The Ebola virus that is causing the epidemic in West Africa is famous lethal. In previous outbreaks, he killed as many as 0% of those it infects. That's why the latest figures from the World Health Organization (WHO) "Status Report" look like they could be a rare glimmer of good news. Although the infection rate is increasing at an alarming rate, the report states that the mortality rate was 53% overall, ranging from 64% in Guinea to only 39% in Sierra Leone
But there is a snag .: the apparent low proportion of deaths probably depends more on how the health authorities calculate that the number on the deadliness of the virus or the quality of care patients receive. Indeed, the dramatic increase in cases in recent weeks is one of the main reasons why the rate of reported deaths appears to be artificially low.
There are several ways to calculate what officials call the "case fatality rate", or CFR, a disease outbreak. One of the simplest is to divide the number of deaths by the total number of cases. That is what the WHO in its recent CFR calculations.
But this method does not take into account that many living recently-diagnosed patients and poorly will not survive. So it underestimates the death rate. And this effect is exaggerated when an epidemic is growing rapidly. The calculation also lack of patients who were confirmed as cases of Ebola, but then left the hospital before being discharged, said Andrew Rambaut, an evolutionary biologist who studies infectious diseases at the University of Edinburgh in the UK -United. Many of these patients later died, but are not counted in the death statistics.
Another way to calculate the rate is to ignore current patients and count only patients who officially recovered and released from treatment or is known is dead. These figures seem to paint a picture more thinking. According to the update 7 September the Sierra Leone Ministry of Health and Sanitation, 268 patients were treated and released, and 426 confirmed cases of Ebola died. These figures suggest a fatality rate of 61%. But that's not quite true either, says Marc Lipsitch, an epidemiologist at the Harvard School of Public Health in Boston: Survivors may have long hospital stays means that patients who die. This would lead to a CFR that is artificially high.
A more accurate way to calculate the rate is to compare the outcomes of patients who were infected at the same time and wait long enough until all have either recovered or died. Rambaut notes that there were 23 survivors among the 77 patients included in a recent paper looking at the evolution of the virus. It is a CFR of 70%.
Christopher Dye, director of strategy for the WHO, said the organization is heading this method works and compiling data for each patient registered as a case. "We need reliable estimates," says Dye. "We want to know if CFR is different in this epidemic precedents in Central Africa [and] if different approaches to patient care in the current epidemic lead to different results."

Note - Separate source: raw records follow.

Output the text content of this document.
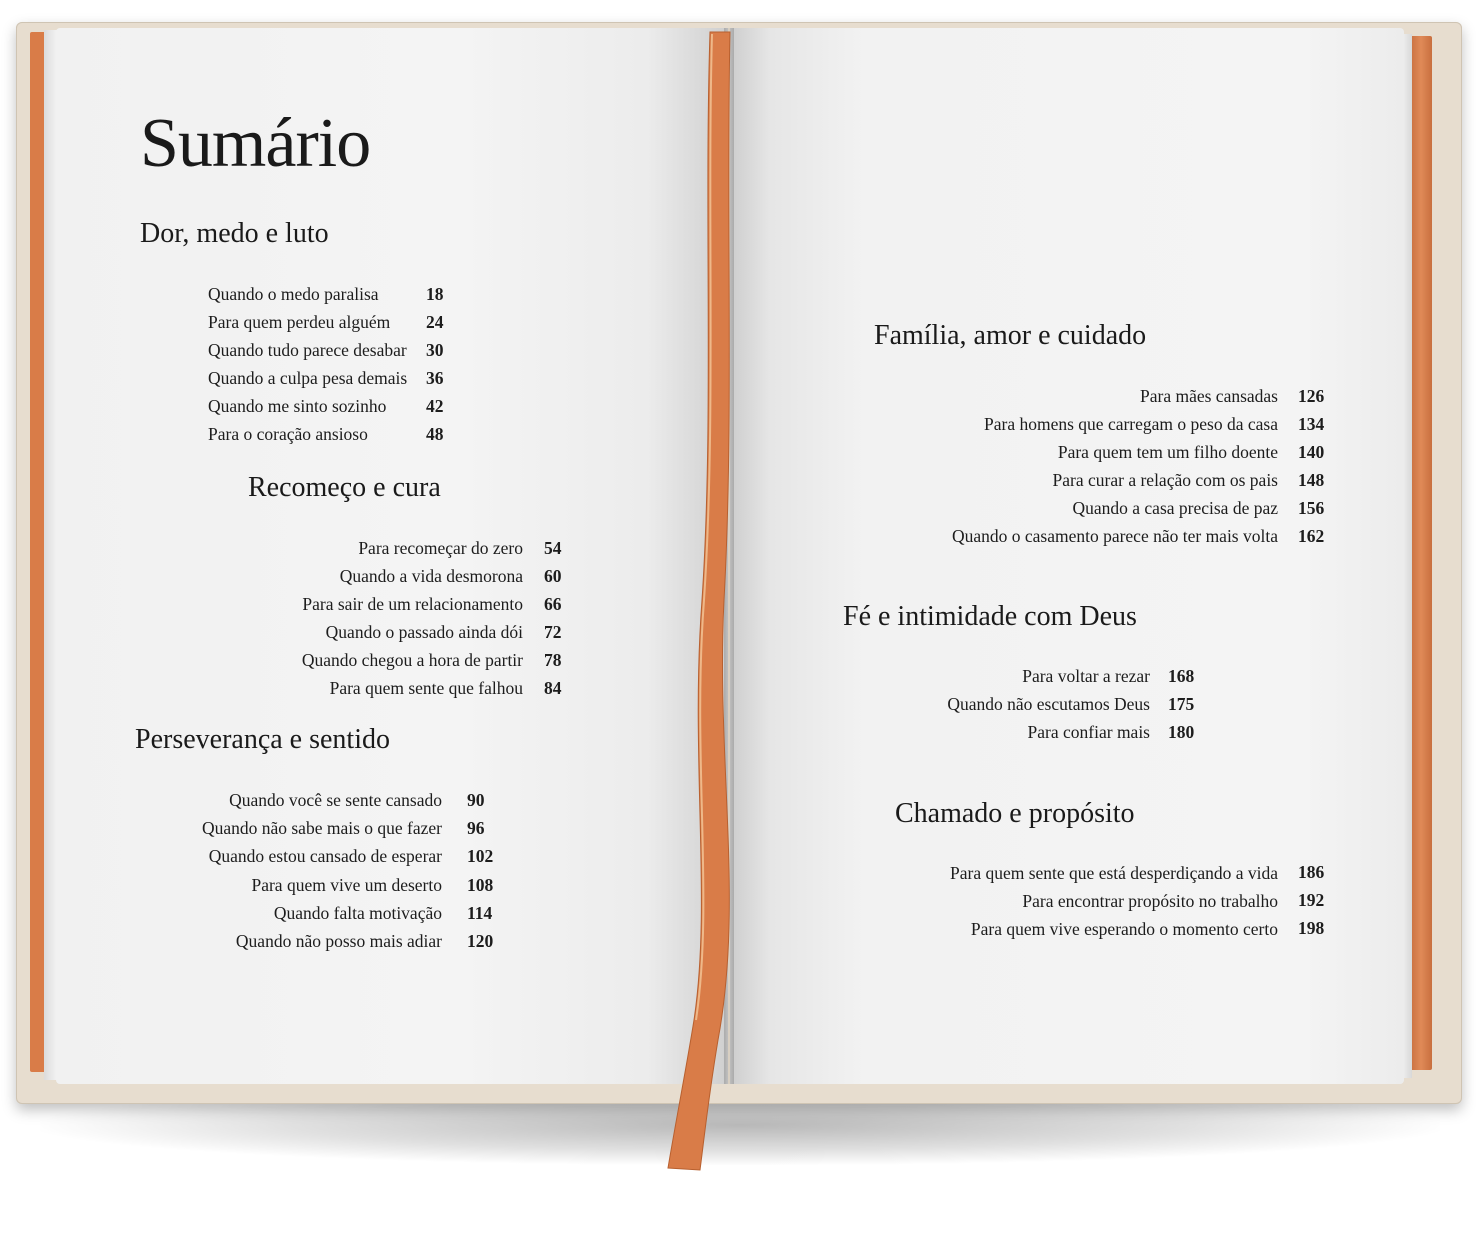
Sumário
Dor, medo e luto
Quando o medo paralisa	18
Para quem perdeu alguém 24
Quando tudo parece desabar 30
Quando a culpa pesa demais 36
Quando me sinto sozinho 42
Para o coração ansioso	48
Recomeço e cura
Para recomeçar do zero 54
Quando a vida desmorona 60
Para sair de um relacionamento 66
Quando o passado ainda dói 72
Quando chegou a hora de partir 78
Para quem sente que falhou 84
Perseverança e sentido
Quando você se sente cansado 90
Quando não sabe mais o que fazer 96
Quando estou cansado de esperar 102
Para quem vive um deserto 108
Quando falta motivação 114
Quando não posso mais adiar 120
Família, amor e cuidado
Para mães cansadas 126
Para homens que carregam o peso da casa 134
Para quem tem um filho doente 140
Para curar a relação com os pais 148
Quando a casa precisa de paz 156
Quando o casamento parece não ter mais volta 162
Fé e intimidade com Deus
Para voltar a rezar 168
Quando não escutamos Deus 175
Para confiar mais 180
Chamado e propósito
Para quem sente que está desperdiçando a vida 186
Para encontrar propósito no trabalho 192
Para quem vive esperando o momento certo 198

Even this method is imperfect. in almost every home, the cases are missed because the patient never seeks care at a health facility, and therefore are not recorded in the statistics. These missed cases can potentially distort the CFR in both meaning, Lipsitch note. If many cases are relatively mild in which people recover without ever seeing a doctor then count on health care records overestimate the mortality rate. (This was the case for pandemic influenza H1N1 in Mexico, and experts suspect it is the case for MERS virus as well.) a Benin Ebola cases is less likely to go unnoticed in a Benin cases of influenza, Lipsitch said, but given the general lack of care health in the region, there could be a significant number of detected survivors.
on the other hand, researchers already know that many victims of Ebola never arrived at the hospital and died at home (often infecting family and other caregivers). This means that their deaths are not counted, the reduction of CFR.
Exactly how many unregistered Ebola deaths occurred will never be known. Health authorities keep track of suspect and probable cases, many people who died before they could be tested. Whether to include these numbers in the calculation of the CFR is another source of potential bias. And there are different models of tests in different regions: Some places have more tests on post-mortem, for example. "How to balance these prejudices is always the big question," says Lipsitch.
"We are not naive about the difficulties of CFR estimate," Dye wrote in an email. "I'm not yet ready to believe ... that CFR is much higher than in Guinea Sierra Leone. So say the data, taken at face value, but we need to exclude any possibility of ascertainment bias before believing this to be the truth "
* Ebola files :. given the current Ebola outbreak unprecedented in terms of the number of people killed and the rapid geographic spread, science and science Translational Medicine made a collection 'research articles and news on the viral disease available for researchers and the general public
* Correction, September 8, 1:53 p.m. :. the mortality rates in Guinea and Sierra Leone have been corrected.